On the other hand, the search for antioxidant compounds in marine fungi is increasingly significant, and they can inactivate reactive oxygen and nitrogen species, preventing various degenerative diseases and cancer [38]. The antioxidant activity that has been obtained for the Fr-EM8 fraction is correlated with other isolated compounds derived from Emericellopsis spp., JF72 and AF71 that present DPPH scavenging activity values between 70 and 80% [4].

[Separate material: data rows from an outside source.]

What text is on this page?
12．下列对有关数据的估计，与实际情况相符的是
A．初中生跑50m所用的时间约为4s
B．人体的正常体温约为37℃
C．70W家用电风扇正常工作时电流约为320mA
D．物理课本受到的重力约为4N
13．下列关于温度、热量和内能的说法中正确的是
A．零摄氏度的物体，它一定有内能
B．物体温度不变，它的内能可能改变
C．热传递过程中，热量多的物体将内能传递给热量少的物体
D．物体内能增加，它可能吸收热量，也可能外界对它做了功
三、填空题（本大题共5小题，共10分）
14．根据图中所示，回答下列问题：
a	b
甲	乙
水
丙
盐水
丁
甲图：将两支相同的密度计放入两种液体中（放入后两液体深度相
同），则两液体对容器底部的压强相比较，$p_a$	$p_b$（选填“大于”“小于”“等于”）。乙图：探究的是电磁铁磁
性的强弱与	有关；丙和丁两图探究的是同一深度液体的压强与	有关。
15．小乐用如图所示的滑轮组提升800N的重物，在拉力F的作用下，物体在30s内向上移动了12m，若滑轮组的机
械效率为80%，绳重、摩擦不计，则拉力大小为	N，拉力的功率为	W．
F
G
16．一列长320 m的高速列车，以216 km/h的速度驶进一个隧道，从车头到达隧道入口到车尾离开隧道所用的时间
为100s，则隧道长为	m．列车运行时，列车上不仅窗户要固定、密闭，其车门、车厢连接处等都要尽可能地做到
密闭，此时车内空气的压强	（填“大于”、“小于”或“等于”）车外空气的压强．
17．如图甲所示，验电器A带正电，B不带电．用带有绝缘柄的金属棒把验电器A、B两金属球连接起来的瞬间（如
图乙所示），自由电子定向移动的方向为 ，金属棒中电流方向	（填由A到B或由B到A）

Finally, cancer stem cells (CSCs) play a fundamental role in the development and metastasis of CRC, as well as being responsible for resistance to treatment [39]. There are very few articles that have studied compounds derived from marine fungi in tumor stem cells. [40] used terrein, a metabolite obtained from the fermentation broth of Aspergillus terreus, against CSCs from the SKOV3 ovarian cancer cell line, significantly reducing the viability of these cells compared to cisplatin. Secondary metabolites derived from the marine fungus Paradendryphiella salina have been analyzed in the breast cancer MCF7 cell line and its stem cell-like MCF7-Sh-WISP2, showing a significant reduction in its IC₅₀ from 0.4 μg/mL in the tumor cell line to 0.2 μg/mL in the cancer stem-like line [41]. In this context, the fraction Fr-PLMOH3 was able to reduce the IC₅₀ value by half in CSCs compared with SW480 tumor cells (from 12.26 to 6.53 µg/mL), being a promising fraction for future studies.

5. Conclusions

In conclusion, this article highlights the potential of marine-derived fungi in the search for new therapeutic agents against CRC, one of the main causes of cancer death in the world. Our study demonstrated that compounds and fractions of the marine fungi E. maritima and P. lilacinum possess strong cytotoxic activity against both T84 and SW480 CRC cell lines. Interestingly, this activity was selective against CRC tumor cells. Among these fractions, Fr-PLMOH-3 stands out, which showed the lowest IC₅₀. Furthermore, our article explored the impact of these marine-derived compounds on cancer stem cells (CSCs) responsible for tumor growth, metastasis, and resistance to conventional treatments. Our findings reveal that the Fr-PLMOH-3 fraction exhibits promising antiproliferative effects against CSCs, which could open up new avenues for CRC-targeted therapy. Furthermore, the antioxidant activity observed in Fr-EM8 suggests a potential role of marine fungi in combating oxidative stress, a factor that contributes to the development and progression of CRC. In a broader context, this research highlights the vast and underexplored potential of the marine environment as a source of new therapeutic molecules for CRC and other cancers. As the need for more effective and selective anticancer agents continues to grow, marine-derived compounds represent a promising area of exploration that could lead to the development of safer and more efficient treatments for CRC.